I conducted several cohort studies to quantitatively assess the risks and benefits of using antidepressants. Overall, my findings suggest that continuing antidepressant treatment reduces the risk of relapse and has limited or no adverse effects on children. Here are the key findings:
1. Individuals on antidepressant treatment for less than 4, 4-6, 7-9, and 10-12 months had cumulative incidences of restarting antidepressants within one year at 37.4%, 35.1%, 35.0%, and 32.8%, respectively. To minimize the risk of relapse after discontinuation, a minimum of 10-12 months of treatment seems preferable.
2. Discontinuing antidepressants during pregnancy increased the risk of psychiatric emergencies compared to continuing treatment (5.0% for discontinuation versus 3.7% for continuation). Approximately for every 76 pregnant women who discontinued antidepressants, there was an additional psychiatric emergency. Continuing antidepressant treatment throughout pregnancy may reduce the risk of psychiatric emergencies.
3. In collaboration with a Norwegian group, we found four similar treatment trajectories. Discontinuing antidepressants early in pregnancy reduced the risk of worsening depressive symptoms postpartum compared to continuers, while discontinuation in late pregnancy increased the probability of increased depressive symptoms. These results were consistent between the two countries.

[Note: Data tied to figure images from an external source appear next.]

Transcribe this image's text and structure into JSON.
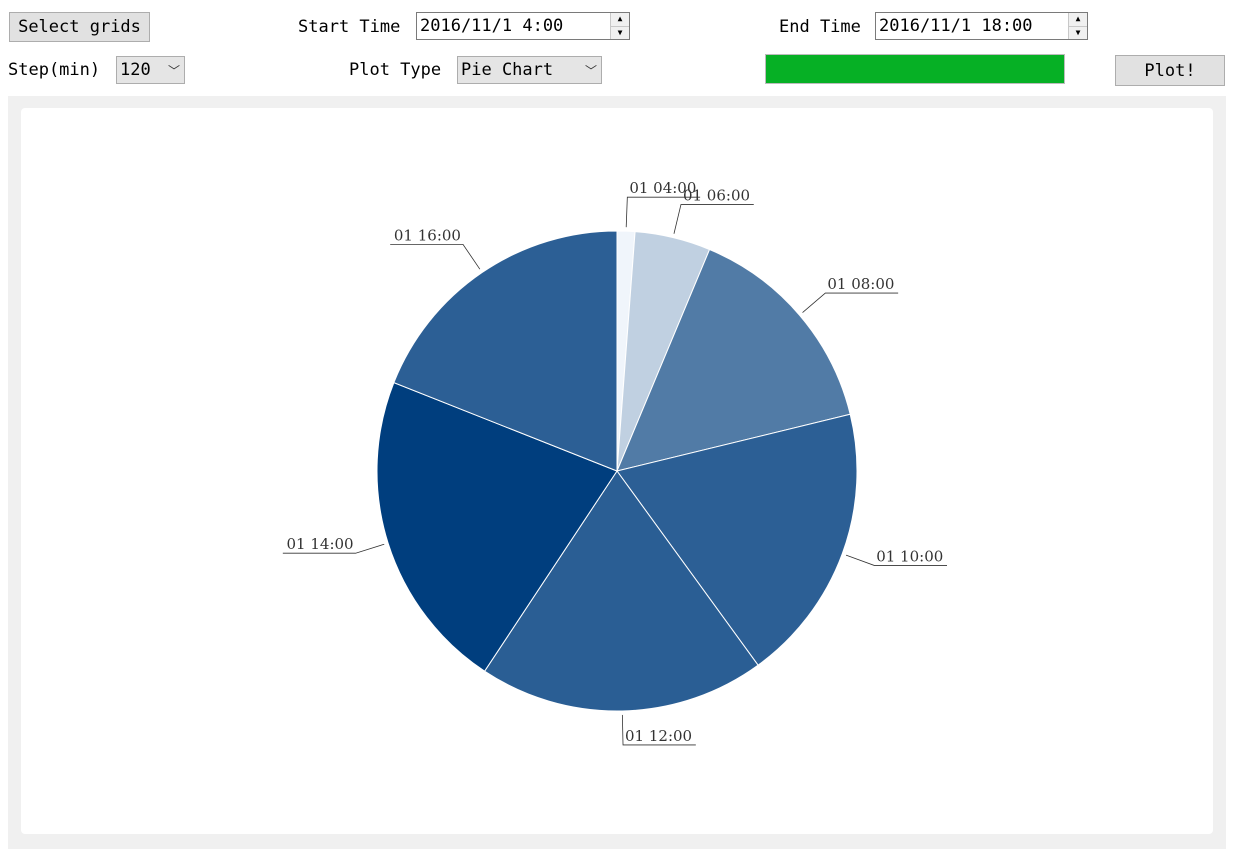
{
  "toolbar": {
    "select_grids_label": "Select grids",
    "start_time_label": "Start Time",
    "start_time_value": "2016/11/1 4:00",
    "end_time_label": "End Time",
    "end_time_value": "2016/11/1 18:00",
    "step_label": "Step(min)",
    "step_value": "120",
    "plot_type_label": "Plot Type",
    "plot_type_value": "Pie Chart",
    "progress_percent": 100,
    "progress_color": "#06b025",
    "plot_button_label": "Plot!",
    "icons": {
      "spin_up": "up-arrow-icon",
      "spin_down": "down-arrow-icon",
      "dropdown": "chevron-down-icon"
    }
  },
  "chart_data": {
    "type": "pie",
    "title": "",
    "start_angle": "12 o'clock, clockwise",
    "labels": [
      "01 04:00",
      "01 06:00",
      "01 08:00",
      "01 10:00",
      "01 12:00",
      "01 14:00",
      "01 16:00"
    ],
    "values": [
      1.2,
      5.1,
      14.9,
      18.8,
      19.3,
      21.7,
      19.0
    ],
    "colors": [
      "#f0f5fb",
      "#c0d0e1",
      "#517ba6",
      "#2c5f95",
      "#2a5e94",
      "#003e7e",
      "#2c5f95"
    ]
  }
}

4. I also examined whether the reduced relapse risk observed among women using antidepressants during pregnancy extended to those with mental disorders other than affective disorders, such as eating disorders and obsessive-compulsive disorders. The beneficial effect was also seen among women who continued antidepressants during pregnancy and postpartum to manage these disorders.
5. The timing of antidepressant discontinuation played a crucial role in relapse risk. Therefore, I conducted a study to examine the determinants of the timing of discontinuing antidepressants. I identified four treatment trajectories: early discontinuers (23%), late discontinuers (24%), interrupters (15%), and continuers(38%). Women who continued or discontinued antidepressants late in pregnancy exhibited more severe mood disorders. However, these differences were not reflected in their polygenic risk scores.
6. Psychiatric disorders that occurred at different timing may indicate distinct severity. I investigated this by employing polygenic scores and found genetic liability to bipolar disorder, but major depression or schizophrenia was associated with a higher risk of postpartum psychiatric disorders that occurred within 30 days after childbirth.
7. To provide a balanced overview of antidepressant treatment efficacy and safety, I also investigated various health outcomes in offspring. I found a slightly increased risk of preterm birth, low birth weight, postnatal adaptation syndrome, neonatal admission, and neonatal persistent pulmonary hypertension among children exposed to antidepressants during pregnancy. However, the relative risks were modest, and the absolute risks were low. Additionally, I found no evidence supporting that maternal genetic liability explains the associations.
I published 12 peer-reviewed papers and have three papers under review. Furthermore, I have disseminated our findings through various channels to reach a wide audience:
1. Conference presentations: I have presented our findings at several important conferences, including the Danish Epidemiological Society Annual Meeting, the NordicEpi, iPSYCH Research Forum Meetings, and the 13th Annual Meeting of the Danish Society for Pharmacology.
2. Press releases and social media engagement: I have issued press releases highlighting our research's key insights and updates. Additionally, I have effectively utilized social media platforms such as Twitter to disseminate our findings.
3. Invited keynote speech: I was invited to deliver a keynote speech at the Aarhus Institute of Advanced Studies (AIAS) conference on June 14, 2022.
4. Presentations at prominent institutes: I presented my research at five renowned institutes, including the Institute for Molecular Bioscience and the Child Health Research Centre at The University of Queensland.